1.8.2 Method of obtaining data
In order to obtain the enunciation from these two methods involved the process primer and secondary data is much used.
i . Primary Data.
Primer data is the data that is obtain directly from the processing area. Primer data is obtain through several process such as observation, interview, fieldwork measurement and questionnaire
ii . Secondary data
Secondary data is the second data that obtained from the second party, which is the party that involved in the running of the process. Among those involve are the Majlis Agama Islam Negeri Pulau Pinang (MAINPP), Penang City Council (MPPP), Penang Heritage Trust (PHT) and many other agency. Other sources such as project report that has been done by experts in the field and research report that has been carried out by others.
Figure 1.1: Methodology charts show the flow of the research.
Source: Own research
In general this research focuses on seven (7) chapters as show in the statement below:
1.9.1 Chapter 1: Introduction
This chapter will give a brief on overall subtopics of the study. On the beginning of this chapter, the writer will explain about the introduction of the dissertation, objective and scope of the topic. The explanation covers priority objective of the study, which might need to be achieved. It will follow by the methodology and arrangement of chapter.
1.9.2 Chapter 2: Thermal Comfort
Chapter two will touches about the general overview of the thermal comfort which consist the definition, terms, history, background, types, functions and other aspects that related with thermal comfort.
1.9.3 Chapter 3: Lighting
Chapter three will discuss on lighting and its performance. This chapter will determine the meaning of lighting, basic approaches and the important of lighting in a building. The topic also will discuss about the type of lighting and its operations which must be related to its function.

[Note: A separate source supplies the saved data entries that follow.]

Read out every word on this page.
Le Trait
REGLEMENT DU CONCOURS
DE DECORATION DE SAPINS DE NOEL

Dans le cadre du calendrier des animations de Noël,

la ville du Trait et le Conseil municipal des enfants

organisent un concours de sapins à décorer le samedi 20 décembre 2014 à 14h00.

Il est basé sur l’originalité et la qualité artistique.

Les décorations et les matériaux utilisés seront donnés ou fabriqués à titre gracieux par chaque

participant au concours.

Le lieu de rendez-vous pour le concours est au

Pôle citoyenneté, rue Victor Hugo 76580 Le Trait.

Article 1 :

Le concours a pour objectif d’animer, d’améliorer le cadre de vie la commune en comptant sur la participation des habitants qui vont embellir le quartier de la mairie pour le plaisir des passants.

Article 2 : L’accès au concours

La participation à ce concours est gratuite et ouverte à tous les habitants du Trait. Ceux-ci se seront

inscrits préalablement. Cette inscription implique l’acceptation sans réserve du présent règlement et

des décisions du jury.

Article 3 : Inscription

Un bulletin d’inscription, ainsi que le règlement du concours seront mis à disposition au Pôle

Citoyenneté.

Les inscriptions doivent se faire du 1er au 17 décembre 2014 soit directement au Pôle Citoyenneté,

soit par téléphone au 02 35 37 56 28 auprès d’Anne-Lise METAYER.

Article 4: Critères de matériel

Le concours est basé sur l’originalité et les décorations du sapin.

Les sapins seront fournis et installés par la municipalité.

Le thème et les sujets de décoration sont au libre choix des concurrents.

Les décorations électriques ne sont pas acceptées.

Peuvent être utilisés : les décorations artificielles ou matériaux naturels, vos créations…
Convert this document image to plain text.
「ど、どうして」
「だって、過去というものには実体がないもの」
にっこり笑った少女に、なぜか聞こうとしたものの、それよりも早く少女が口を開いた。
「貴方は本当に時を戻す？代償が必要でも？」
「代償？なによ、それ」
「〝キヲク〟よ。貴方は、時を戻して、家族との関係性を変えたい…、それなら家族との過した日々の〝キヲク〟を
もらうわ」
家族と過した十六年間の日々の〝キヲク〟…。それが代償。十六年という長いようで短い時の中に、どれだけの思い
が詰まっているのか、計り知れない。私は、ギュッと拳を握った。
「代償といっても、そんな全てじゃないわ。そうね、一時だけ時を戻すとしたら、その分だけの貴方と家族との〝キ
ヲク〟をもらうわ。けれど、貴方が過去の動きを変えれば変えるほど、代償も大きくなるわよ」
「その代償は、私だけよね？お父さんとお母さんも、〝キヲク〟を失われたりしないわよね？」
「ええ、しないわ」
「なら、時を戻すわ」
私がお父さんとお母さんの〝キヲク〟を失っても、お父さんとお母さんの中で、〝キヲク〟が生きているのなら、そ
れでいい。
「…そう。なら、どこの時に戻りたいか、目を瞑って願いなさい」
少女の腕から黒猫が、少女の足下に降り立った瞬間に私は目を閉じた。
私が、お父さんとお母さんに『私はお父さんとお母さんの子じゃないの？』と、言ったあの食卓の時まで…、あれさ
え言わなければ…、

1.9.4 Chapter 4: Heritage Preservation
Chapter four discuss on heritage preservation from the functional view, problems and importance including the regulation that used. This chapter also touches on the importance of research area on the heritage building.

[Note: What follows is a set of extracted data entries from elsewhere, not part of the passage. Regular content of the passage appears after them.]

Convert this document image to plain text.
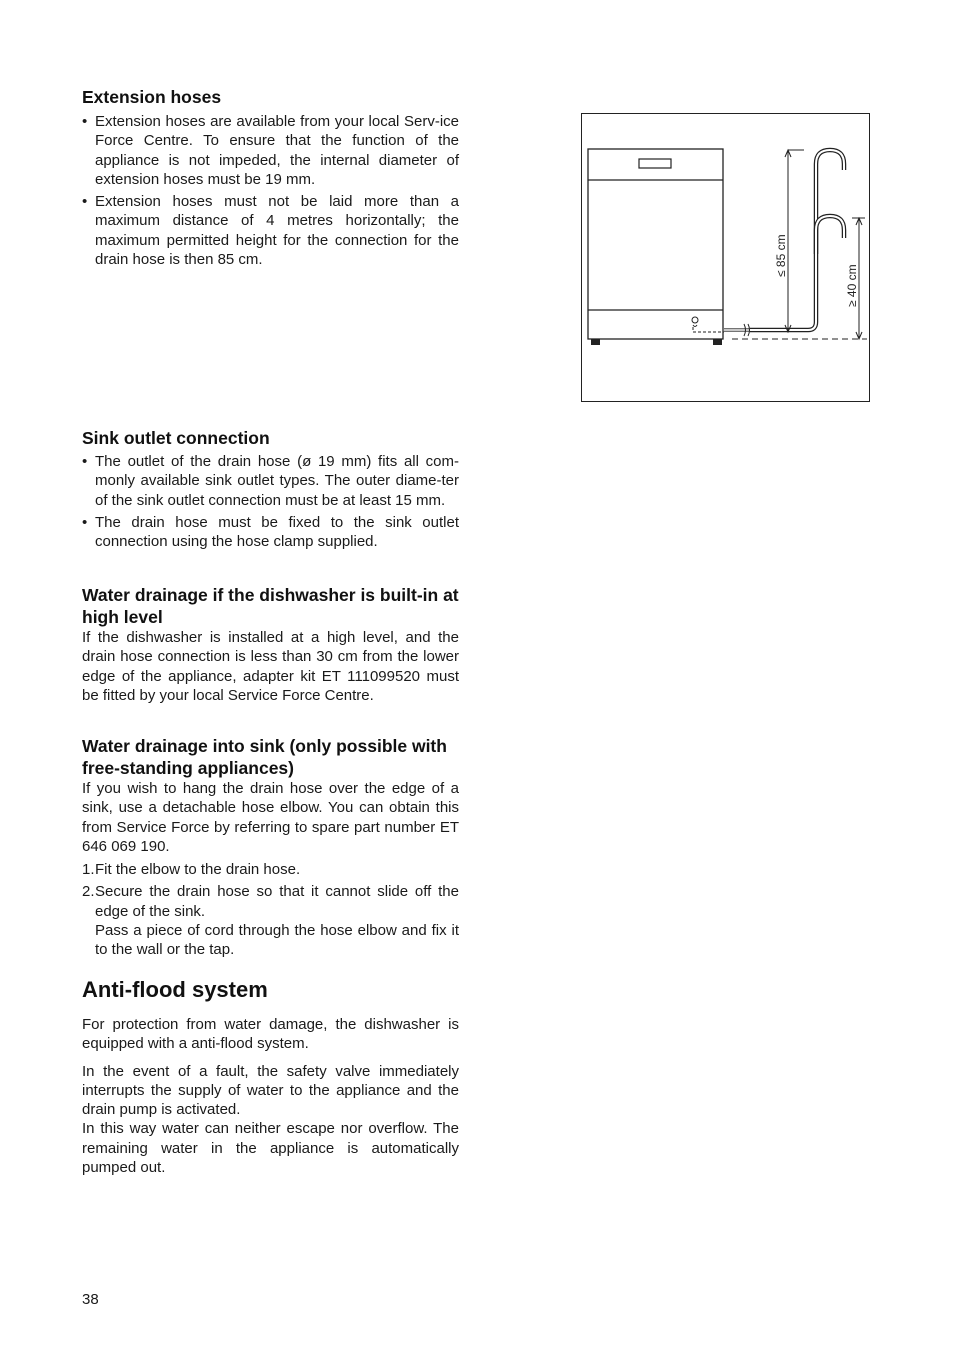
Extension hoses

• Extension hoses are available from your local Serv-ice Force Centre. To ensure that the function of the appliance is not impeded, the internal diameter of extension hoses must be 19 mm.

• Extension hoses must not be laid more than a maximum distance of 4 metres horizontally; the maximum permitted height for the connection for the drain hose is then 85 cm.	≤ 85 cm
≥ 40 cm
Sink outlet connection

• The outlet of the drain hose (ø 19 mm) fits all com-monly available sink outlet types. The outer diame-ter of the sink outlet connection must be at least 15 mm.

• The drain hose must be fixed to the sink outlet connection using the hose clamp supplied.

Water drainage if the dishwasher is built-in at high level

If the dishwasher is installed at a high level, and the drain hose connection is less than 30 cm from the lower edge of the appliance, adapter kit ET 111099520 must be fitted by your local Service Force Centre.

Water drainage into sink (only possible with free-standing appliances)

If you wish to hang the drain hose over the edge of a sink, use a detachable hose elbow. You can obtain this from Service Force by referring to spare part number ET 646 069 190.

1. Fit the elbow to the drain hose.

2. Secure the drain hose so that it cannot slide off the edge of the sink.

Pass a piece of cord through the hose elbow and fix it to the wall or the tap.

Anti-flood system

For protection from water damage, the dishwasher is equipped with a anti-flood system.

In the event of a fault, the safety valve immediately interrupts the supply of water to the appliance and the drain pump is activated.

In this way water can neither escape nor overflow. The remaining water in the appliance is automatically pumped out.

38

1.9.5 Chapter 5: Case Study
This chapter will cover on the topic proposed which is “The Study of Thermal Comfort and Lighting Performance in Heritage Building”. It consists of the data collected from the case study precisely including the historical background, development sequence and other information related. The case studies of the dissertation are Masjid Kapitan Keling and Tanjung Bungah Floating Mosque. This chapter also copes the problem arise at the case studies.

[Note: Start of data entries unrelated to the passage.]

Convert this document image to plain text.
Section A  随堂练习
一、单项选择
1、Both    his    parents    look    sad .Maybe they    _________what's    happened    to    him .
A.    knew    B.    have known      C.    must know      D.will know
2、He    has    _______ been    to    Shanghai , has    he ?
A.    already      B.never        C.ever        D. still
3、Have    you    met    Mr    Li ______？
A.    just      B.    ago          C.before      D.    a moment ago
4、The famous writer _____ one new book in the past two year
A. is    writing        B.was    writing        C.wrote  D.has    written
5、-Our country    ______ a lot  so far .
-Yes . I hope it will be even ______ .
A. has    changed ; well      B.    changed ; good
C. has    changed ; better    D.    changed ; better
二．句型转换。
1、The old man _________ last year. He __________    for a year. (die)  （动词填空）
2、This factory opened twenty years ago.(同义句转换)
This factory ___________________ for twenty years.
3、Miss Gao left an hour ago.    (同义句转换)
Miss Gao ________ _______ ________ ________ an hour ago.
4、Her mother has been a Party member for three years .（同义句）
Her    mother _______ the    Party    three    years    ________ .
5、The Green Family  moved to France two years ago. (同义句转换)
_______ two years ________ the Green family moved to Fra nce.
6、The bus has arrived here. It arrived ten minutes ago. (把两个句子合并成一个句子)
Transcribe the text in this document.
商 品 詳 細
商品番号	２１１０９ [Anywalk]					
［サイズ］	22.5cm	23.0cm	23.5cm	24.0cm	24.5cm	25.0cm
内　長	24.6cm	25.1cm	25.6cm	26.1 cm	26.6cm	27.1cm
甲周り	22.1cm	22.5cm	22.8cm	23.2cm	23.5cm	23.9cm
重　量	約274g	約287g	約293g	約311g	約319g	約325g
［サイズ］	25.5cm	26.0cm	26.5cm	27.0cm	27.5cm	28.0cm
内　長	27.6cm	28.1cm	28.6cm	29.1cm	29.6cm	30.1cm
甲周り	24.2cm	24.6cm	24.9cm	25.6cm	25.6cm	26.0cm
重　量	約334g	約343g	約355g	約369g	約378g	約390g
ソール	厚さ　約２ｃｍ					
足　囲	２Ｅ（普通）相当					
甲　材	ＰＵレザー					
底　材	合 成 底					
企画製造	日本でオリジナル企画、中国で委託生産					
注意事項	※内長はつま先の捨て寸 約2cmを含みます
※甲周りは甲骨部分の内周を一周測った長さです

1.9.6 Chapter 6: Analysis of Data
Chapter six will analyze the data collection from the case study and transfer it into the diagram or graph. In this chapter also consist of the interpretation and analysis of the result obtained from the fieldwork measurement and survey research. It is also to determine the problems exist and to define the most unsatisfactory facing by the users in the case study
1.9.7 Chapter 7: Conclusion & Recommendation
At the end of the study, this chapter will enclose the conclusion and recommendation of the study to summarize the overall topic clearly.
Figure 1.2 presents a timeline depicting the work that need to be done start from the first day of research until meet the deadline.
Source: Own research
The aim of chapter one is to explain briefly about the flow of the research. It will later be explained in detail in other chapter. This research hopefully can build a platform to the society in changing their perception of heritage building and turn it as an asset of Malaysia in future. But the most important thing, this research hopefully is able to be guideline of the environmental and heritage study in Malaysia.